My experience might be similar to what many “nones” grew up with. Parents, in a spirit of liberal and democratic plurality, don’t wish to impose what they see as their worldview on their children. In this day and age it is very modern and progressive to always leave all the options on the table. To remove some of the options strikes many as narrow minded. It is not only on abortion that "nones" are a pro-choice people; it has expanded even to one’s entire view of the cosmos and one’s relation to it.
Lest anyone think I’m throwing my parents under the bus, I’m not. As I said earlier, what they did is noble in a sense. They respected me and the seriousness of life and “what it all means” enough to leave it up to me. If it weren’t for allowing me free reign, I may not be a Christian today. I’ve met many people, some who I’m sure would profess to be a “none” or unaffiliated, who have been burned out on religion due to overzealous and domineering religious parents.
However, persisting unlimited choice is a problem. The virtue of plurality and choices begins to eclipse the virtue of committing to an ideal and sticking to it. For most of my college experience, I was firmly in favor of having all the options before me. I took what I saw as the best of all the philosophy, theology, and literature I read and threw out what didn’t jive with me. I had no interest in committing to all of them. In one moment I was a moralist, championing pagan virtue and natural law, and in my next breath I was a nihilist, preaching will to power and the meaninglessness of life.

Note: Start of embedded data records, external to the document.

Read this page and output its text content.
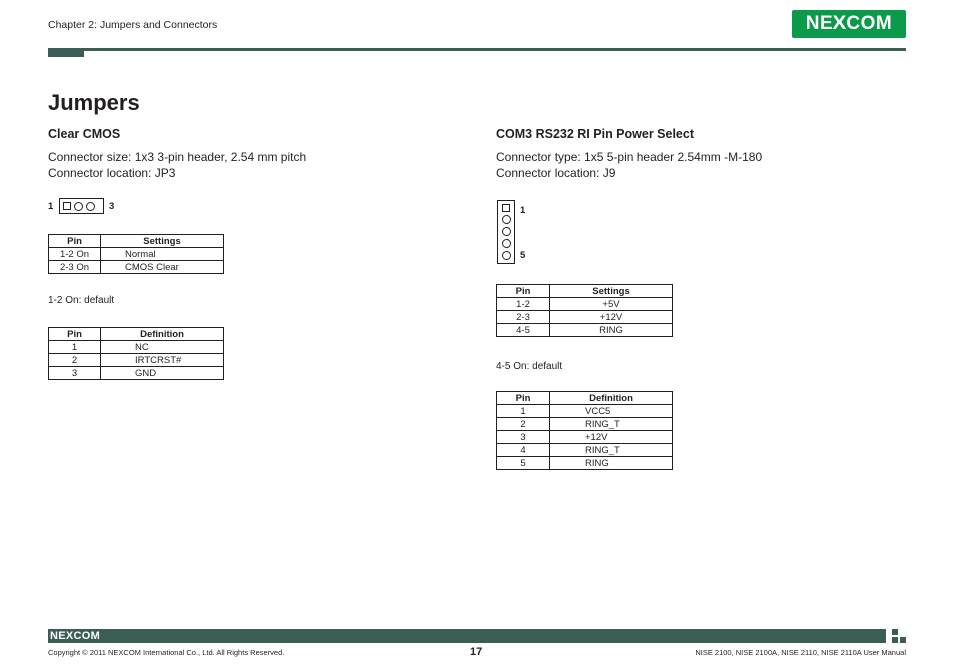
Chapter 2: Jumpers and Connectors	NEXCOM
Jumpers
Clear CMOS
Connector size: 1x3 3-pin header, 2.54 mm pitch
Connector location: JP3
1	3
Pin	Settings
1-2 On	Normal
2-3 On	CMOS Clear
1-2 On: default
Pin	Definition
1	NC
2	IRTCRST#
3	GND
COM3 RS232 RI Pin Power Select
Connector type: 1x5 5-pin header 2.54mm -M-180
Connector location: J9
1
5
Pin	Settings
1-2	+5V
2-3	+12V
4-5	RING
4-5 On: default
Pin	Definition
1	VCC5
2	RING_T
3	+12V
4	RING_T
5	RING
NEXCOM
Copyright © 2011 NEXCOM International Co., Ltd. All Rights Reserved.	17	NISE 2100, NISE 2100A, NISE 2110, NISE 2110A User Manual
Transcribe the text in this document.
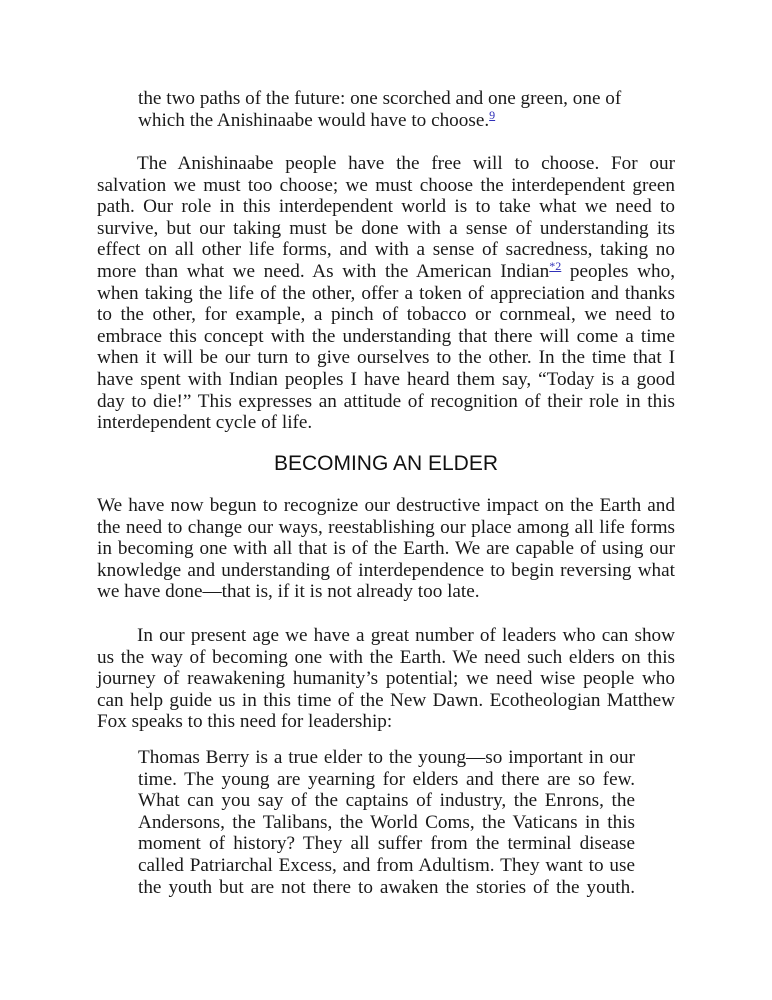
the two paths of the future: one scorched and one green, one of which the Anishinaabe would have to choose.$^9$

The Anishinaabe people have the free will to choose. For our salvation we must too choose; we must choose the interdependent green path. Our role in this interdependent world is to take what we need to survive, but our taking must be done with a sense of understanding its effect on all other life forms, and with a sense of sacredness, taking no more than what we need. As with the American Indian$^{*2}$ peoples who, when taking the life of the other, offer a token of appreciation and thanks to the other, for example, a pinch of tobacco or cornmeal, we need to embrace this concept with the understanding that there will come a time when it will be our turn to give ourselves to the other. In the time that I have spent with Indian peoples I have heard them say, “Today is a good day to die!” This expresses an attitude of recognition of their role in this interdependent cycle of life.

BECOMING AN ELDER

We have now begun to recognize our destructive impact on the Earth and the need to change our ways, reestablishing our place among all life forms in becoming one with all that is of the Earth. We are capable of using our knowledge and understanding of interdependence to begin reversing what we have done—that is, if it is not already too late.

In our present age we have a great number of leaders who can show us the way of becoming one with the Earth. We need such elders on this journey of reawakening humanity’s potential; we need wise people who can help guide us in this time of the New Dawn. Ecotheologian Matthew Fox speaks to this need for leadership:

Thomas Berry is a true elder to the young—so important in our time. The young are yearning for elders and there are so few. What can you say of the captains of industry, the Enrons, the Andersons, the Talibans, the World Coms, the Vaticans in this moment of history? They all suffer from the terminal disease called Patriarchal Excess, and from Adultism. They want to use the youth but are not there to awaken the stories of the youth.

Upon reflection, I was too afraid to commit to any worldview at all. If I did, that would mean I would have to behave or at least try to behave by certain principles. As long as I was trying all the options, but not committing to any of them, I could simply justify any behavior I wanted. I did have one governing principle: myself. My passions and desires shaped what I wanted to do, not what I felt was right. There was no need to struggle to do the right thing: the right thing was always whatever I wanted to do.
I’m only speaking from my own experience, and I’m sure many of the nones come from many diverse backgrounds. However, I do wonder if something like my experience can be attributed to the rising number of nones. Raised to believe that any choice you make about life, the universe, and everything is ultimately the right one, and with no reason to commit to any of them almost demands it. It is simply the path of least resistance. As the church institutions have been muzzled and eroded from years of relativism, all that is left is us. Any decision you make ultimately becomes the right one if you are not committed to something larger than yourself.
Eventually, I realized that if I cared about Truth, and believed that it had meaning for my life, I could not remain a shopping skeptic forever. Implicit in the wandering free thinking skeptic who is “there for the journey” is the denial that human beings and the Truth can interact. But if the Truth does matter for human life, that means taking risks by committing ourselves to it as best we understand it. We will most certainly make mistakes as we fumble towards the divine, but to begin we must take, as they say, a leap of faith.